Wednesday, May 23, 2007

The Long Lunch

Does the long lunch exist in the United States? I would say, barely. Too often you hear the New Yorker people announce, almost proudly, they are way too busy to have lunch out and instead eat at their desks while still working. I do that too, but not proudly. Only because most of the year it's too cold/uncomfortable in NYC to go out and eat lunch in the park. It's a shame, because it seems the lunch-at-desk norm says something bad about your identity as a "worker" - so everybody ends up skipping lunch entirely or minimizing it's importance in the day. Well. I think that's so wrong. I've already had two outside cafe lunches this week.

I used to work near Central Park, and lunch was an Event. A nice group of us would begin the lunch process by setting up an AOL chatroom to decide where to go and what time to meet at the elevators. When the warm weather started, the topic of the chatroom became your deli sandwich order. A lunch designee put in the group order and 15 minutes later we picked it up from the deli, walked over to the park and found the best rock from which to eat and watch the broadway softball teams play. Then we'd all kind of lounge on the rocks and sunned like turtles. I happened to have a strict 30 minute lunch limit, so while everyone else was still sunning, I had to grudgingly run back to the office to avoid getting in trouble. I have to say I broke that rule as much as possible. Until of course the office tattletale (lunch hater?) prompted my boss to speak directly to me about it...

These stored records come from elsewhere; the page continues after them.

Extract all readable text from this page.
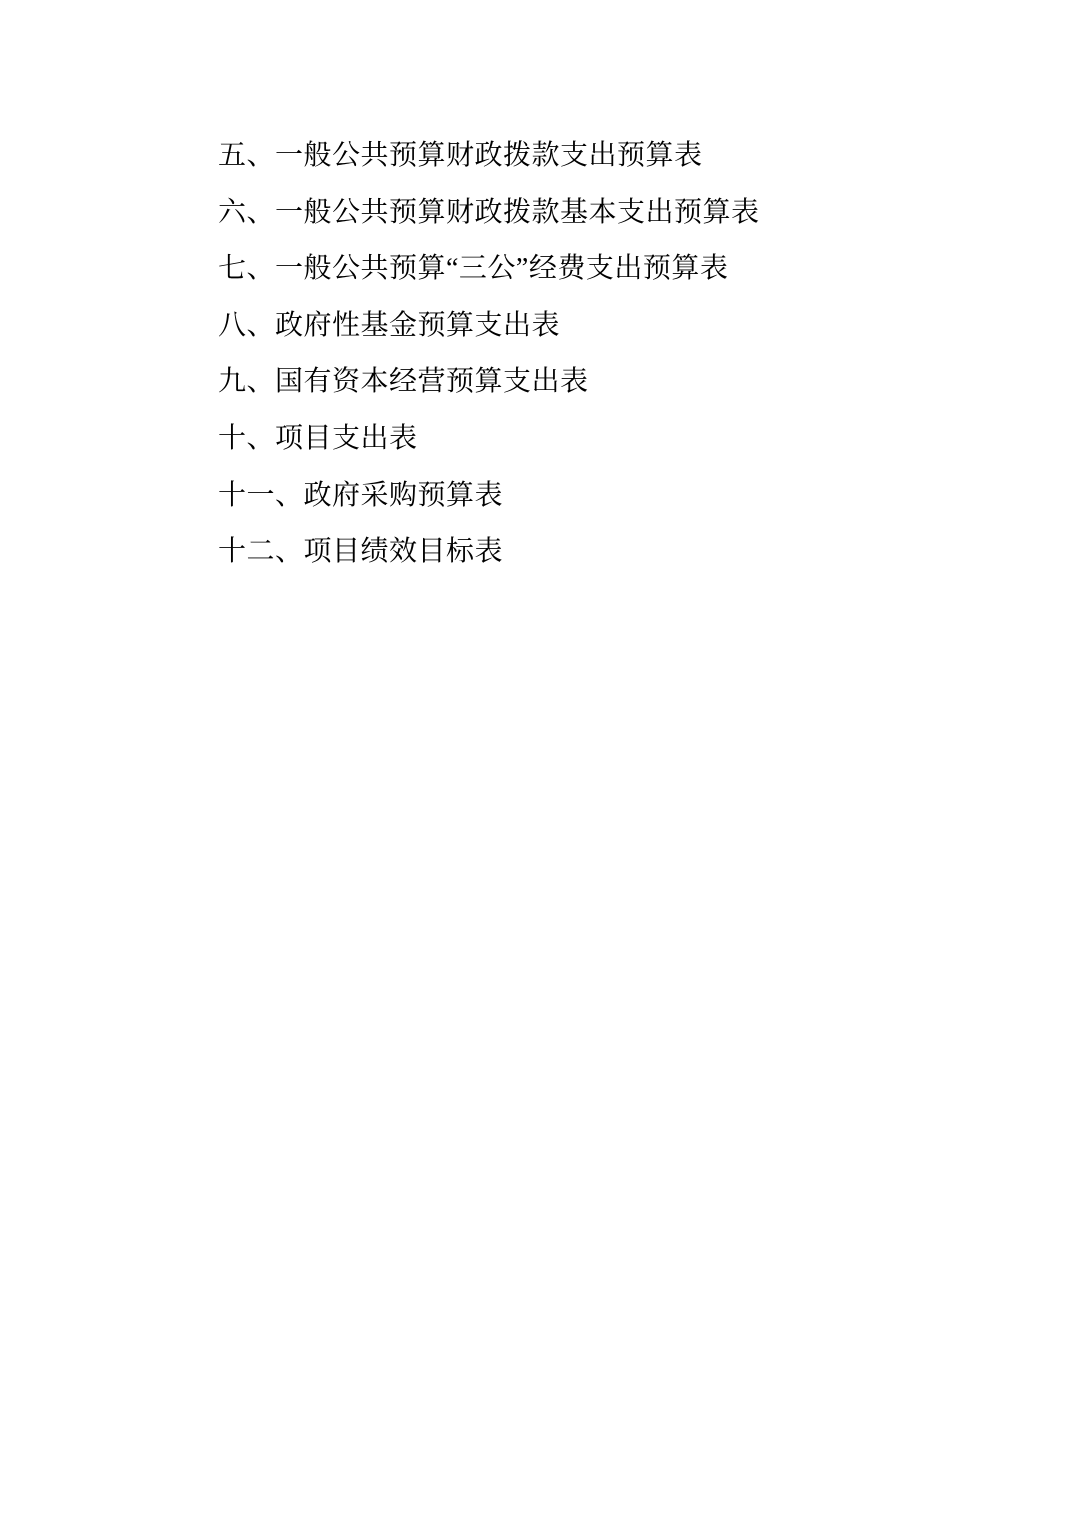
五、一般公共预算财政拨款支出预算表
六、一般公共预算财政拨款基本支出预算表
七、一般公共预算“三公”经费支出预算表
八、政府性基金预算支出表
九、国有资本经营预算支出表
十、项目支出表
十一、政府采购预算表
十二、项目绩效目标表
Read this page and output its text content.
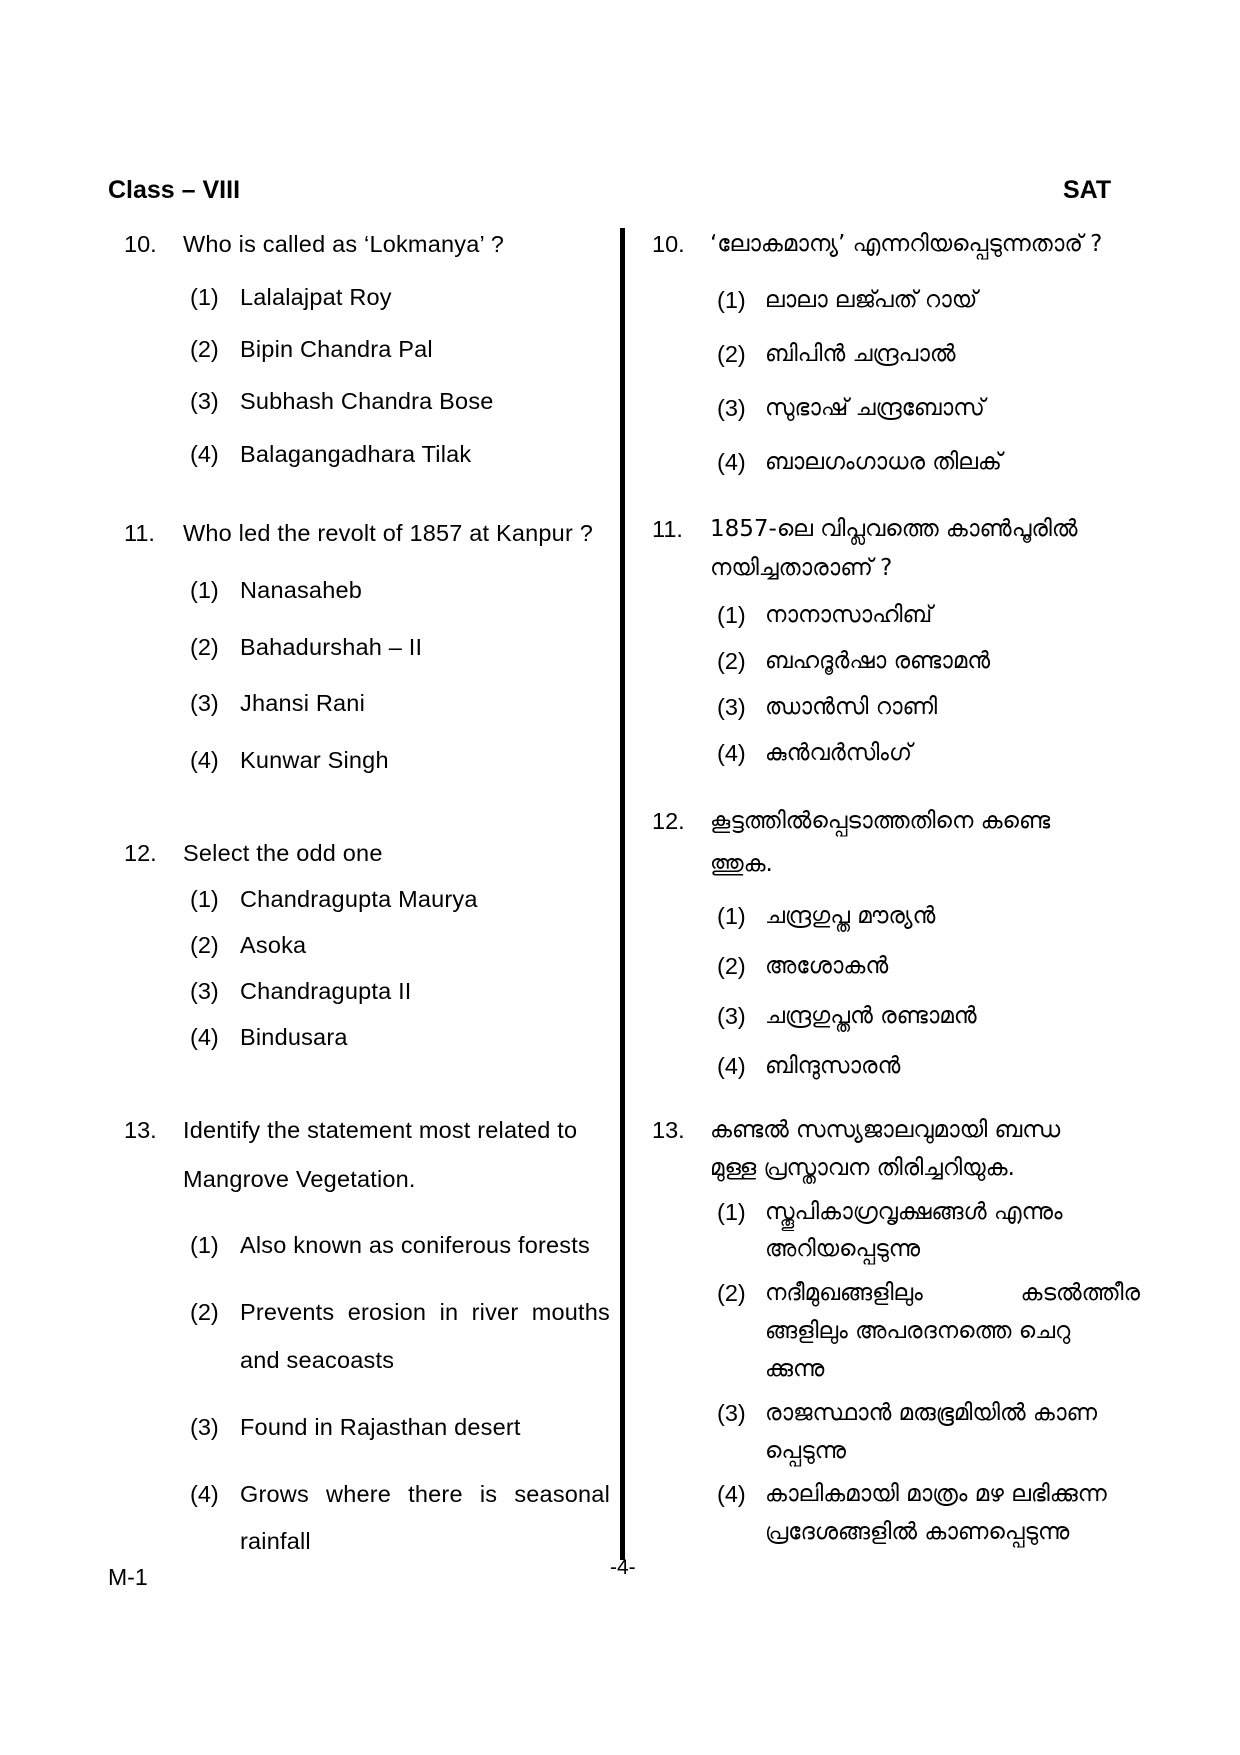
Class – VIII	SAT
10. Who is called as ‘Lokmanya’ ?
(1) Lalalajpat Roy
(2) Bipin Chandra Pal
(3) Subhash Chandra Bose
(4) Balagangadhara Tilak
11. Who led the revolt of 1857 at Kanpur ?
(1) Nanasaheb
(2) Bahadurshah – II
(3) Jhansi Rani
(4) Kunwar Singh
12. Select the odd one
(1) Chandragupta Maurya
(2) Asoka
(3) Chandragupta II
(4) Bindusara
13. Identify the statement most related to
Mangrove Vegetation.
(1) Also known as coniferous forests
(2) Prevents erosion in river mouths
and seacoasts
(3) Found in Rajasthan desert
(4) Grows where there is seasonal
rainfall
10. ‘ലോകമാന്യ’ എന്നറിയപ്പെടുന്നതാര് ?
(1) ലാലാ ലജ്പത് റായ്
(2) ബിപിൻ ചന്ദ്രപാൽ
(3) സുഭാഷ് ചന്ദ്രബോസ്
(4) ബാലഗംഗാധര തിലക്
11. 1857-ലെ വിപ്ലവത്തെ കാൺപൂരിൽ
നയിച്ചതാരാണ് ?
(1) നാനാസാഹിബ്
(2) ബഹദൂർഷാ രണ്ടാമൻ
(3) ഝാൻസി റാണി
(4) കുൻവർസിംഗ്
12. കൂട്ടത്തിൽപ്പെടാത്തതിനെ കണ്ടെ
ത്തുക.
(1) ചന്ദ്രഗുപ്ത മൗര്യൻ
(2) അശോകൻ
(3) ചന്ദ്രഗുപ്തൻ രണ്ടാമൻ
(4) ബിന്ദുസാരൻ
13. കണ്ടൽ സസ്യജാലവുമായി ബന്ധ
മുള്ള പ്രസ്താവന തിരിച്ചറിയുക.
(1) സ്തൂപികാഗ്രവൃക്ഷങ്ങൾ എന്നും
അറിയപ്പെടുന്നു
(2) നദീമുഖങ്ങളിലും കടൽത്തീര
ങ്ങളിലും അപരദനത്തെ ചെറു
ക്കുന്നു
(3) രാജസ്ഥാൻ മരുഭൂമിയിൽ കാണ
പ്പെടുന്നു
(4) കാലികമായി മാത്രം മഴ ലഭിക്കുന്ന
പ്രദേശങ്ങളിൽ കാണപ്പെടുന്നു
M-1	-4-
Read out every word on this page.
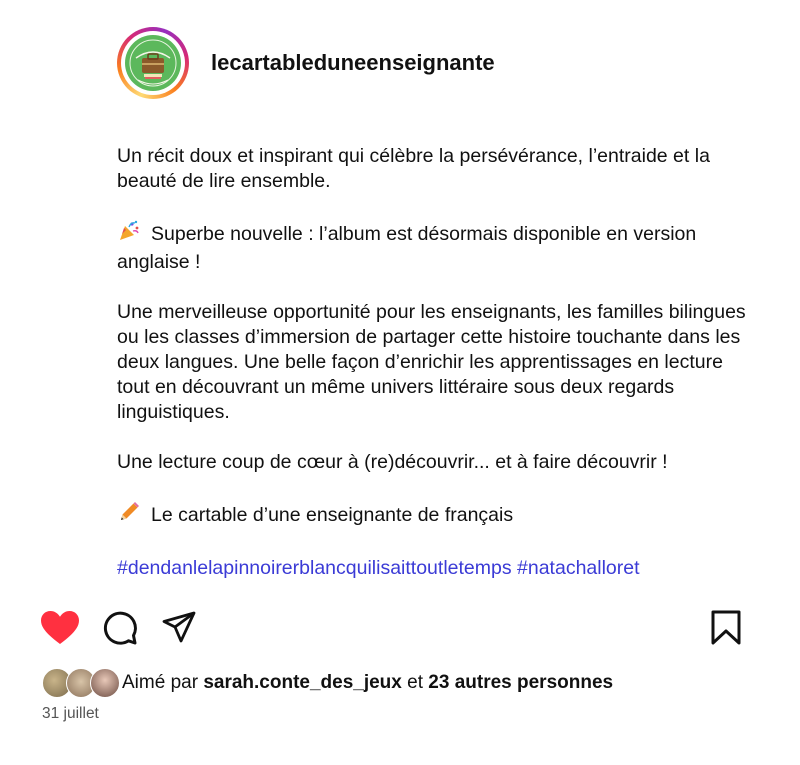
lecartableduneenseignante

Un récit doux et inspirant qui célèbre la persévérance, l’entraide et la beauté de lire ensemble.

Superbe nouvelle : l’album est désormais disponible en version anglaise !

Une merveilleuse opportunité pour les enseignants, les familles bilingues ou les classes d’immersion de partager cette histoire touchante dans les deux langues. Une belle façon d’enrichir les apprentissages en lecture tout en découvrant un même univers littéraire sous deux regards linguistiques.

Une lecture coup de cœur à (re)découvrir... et à faire découvrir !

Le cartable d’une enseignante de français

#dendanlelapinnoirerblancquilisaittoutletemps #natachalloret

Aimé par sarah.conte_des_jeux et 23 autres personnes
31 juillet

Now I happen to work in a neighborhood where lovely cafes and restaurants abound, and when the good weather starts, the chairs and tables come out onto the little slivers of sidewalk. Meredith and I enjoyed a leeeeeisurely lunch at Max Caffe today, sharing two kinds of the crusty panini oozing with roasted vegetables and cheese. Eggplant and roasted red pepper, mozzarella, roasted zuchinni and gorgonzola. Max Caffe is a good place to experience lunch like the rest of the world does. People are actually drinking wine and Italian beers. You sit there in the half sun and shade, and refills of your water glass keep coming after you're done eating. One of our Morningside Heights colleagues ran into us there and ordered some afternoon chocolate gelato. Good reason to stay 10 minutes more. We practically had to put a search party out to get the check.

My advice is to not feel a bit guilty. Go on a long lunch.

3 comments:

Merry said...

Two hours has proven to be a relatively reasonable time for "the long lunch." Statistics show that such lunch hours raise your productivity in the workplace. Highly approved.

amason said...

I get 1.5 hours for lunch, although I don't often take the whole thing. I should.

Teresa said...

Indeed! This is just how I feel. I cannot wait to have more of a variety of cafes to lounge at. Let us not turn into desk-eaters! That cannot be good for one's health.